I recently finished watching Master of None on Netflix – by “watching”, I mean “devouring”. In short, it’s incredible. Go watch it now.
Without giving anything away, the last episode pulls a quote from Sylvia Plath’s The Bell Jar, a book I haven’t read since my junior year of college. It goes like this:
“I saw my life branching out before me like the green fig tree in the story. From the tip of every branch, like a fat purple fig, a wonderful future beckoned and winked. One fig was a husband and a happy home and children, and another fig was a famous poet and another fig was a brilliant professor, and another fig was Ee Gee, the amazing editor, and another fig was Europe and Africa and South America, and another fig was Constantin and Socrates and Attila and a pack of other lovers with queer names and offbeat professions, and another fig was an Olympic lady crew champion, and beyond and above these figs were many more figs I couldn’t quite make out. I saw myself sitting in the crotch of this fig tree, starving to death, just because I couldn’t make up my mind which of the figs I would choose. I wanted each and every one of them, but choosing one meant losing all the rest, and, as I sat there, unable to decide, the figs began to wrinkle and go black, and, one by one, they plopped to the ground at my feet.”

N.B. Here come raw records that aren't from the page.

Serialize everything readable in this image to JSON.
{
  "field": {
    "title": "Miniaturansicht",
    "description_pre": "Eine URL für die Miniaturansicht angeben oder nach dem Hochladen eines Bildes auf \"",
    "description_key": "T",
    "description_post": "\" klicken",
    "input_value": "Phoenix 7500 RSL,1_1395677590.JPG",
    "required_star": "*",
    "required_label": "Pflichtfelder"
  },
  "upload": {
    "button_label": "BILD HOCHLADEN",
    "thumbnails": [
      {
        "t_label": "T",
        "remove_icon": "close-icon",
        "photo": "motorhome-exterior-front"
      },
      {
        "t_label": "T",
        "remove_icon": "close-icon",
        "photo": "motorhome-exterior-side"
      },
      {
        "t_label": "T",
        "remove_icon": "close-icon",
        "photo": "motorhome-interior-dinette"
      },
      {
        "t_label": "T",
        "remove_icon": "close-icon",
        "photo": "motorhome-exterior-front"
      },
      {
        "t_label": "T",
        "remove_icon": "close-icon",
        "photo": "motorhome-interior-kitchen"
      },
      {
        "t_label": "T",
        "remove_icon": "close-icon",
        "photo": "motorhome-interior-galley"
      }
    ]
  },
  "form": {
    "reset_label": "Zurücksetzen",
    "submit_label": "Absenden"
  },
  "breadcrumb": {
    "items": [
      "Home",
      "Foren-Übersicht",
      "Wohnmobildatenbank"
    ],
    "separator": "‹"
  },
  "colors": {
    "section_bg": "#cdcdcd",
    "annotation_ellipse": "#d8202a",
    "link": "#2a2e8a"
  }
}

This quote fills me with an unspeakable sense of relief, because it offers proof of one simple truth: Our struggle is universal. Uncertainty about the future and fear of making the wrong decision is not, as it has sometimes been painted recently, a uniquely Millennial experience. It’s a human experience. It was just as applicable in 1963 when this book was published as it is now.
When I first read this book, I don’t think I quite understood it. I was in college, my choices were not life-altering. I was not yet expected to find a job, I was pretty sure I knew who I was and what I wanted (hah), the idea of so much uncertainty seemed unfathomable to me. How could you simply not know what to do next? But now it’s something that has affected every single person I know. We all see the figs in front of us. We all know how lucky we are to have so many figs in the first place, chiding ourselves for wanting more when we already have so much, yet unable to stop itching for it. And in the face of my own fig tree, the only strategy I can think of for moving forward is this:
Choose a fig. Pick the one that’s closest to you, or even the one that’s furthest away if that’s what you prefer. Pick the easiest to reach or the hardest, the biggest or smallest, but pick one. Because the magical thing is that even if you choose wrongly, you can simply cast it aside. Try another one. Try them all if you have to until you find the one that makes you happy. And some figs may already be rotten, or may crumble in your hand. The best ones may take far longer to reach than you realized, or maybe the one you really want was closest to you all along.
The point is that it’s better to fail 1,000 times and make 1,000 wrong decisions than it is to never make a decision at all. The first step in making the right choice is simply this: Make a choice.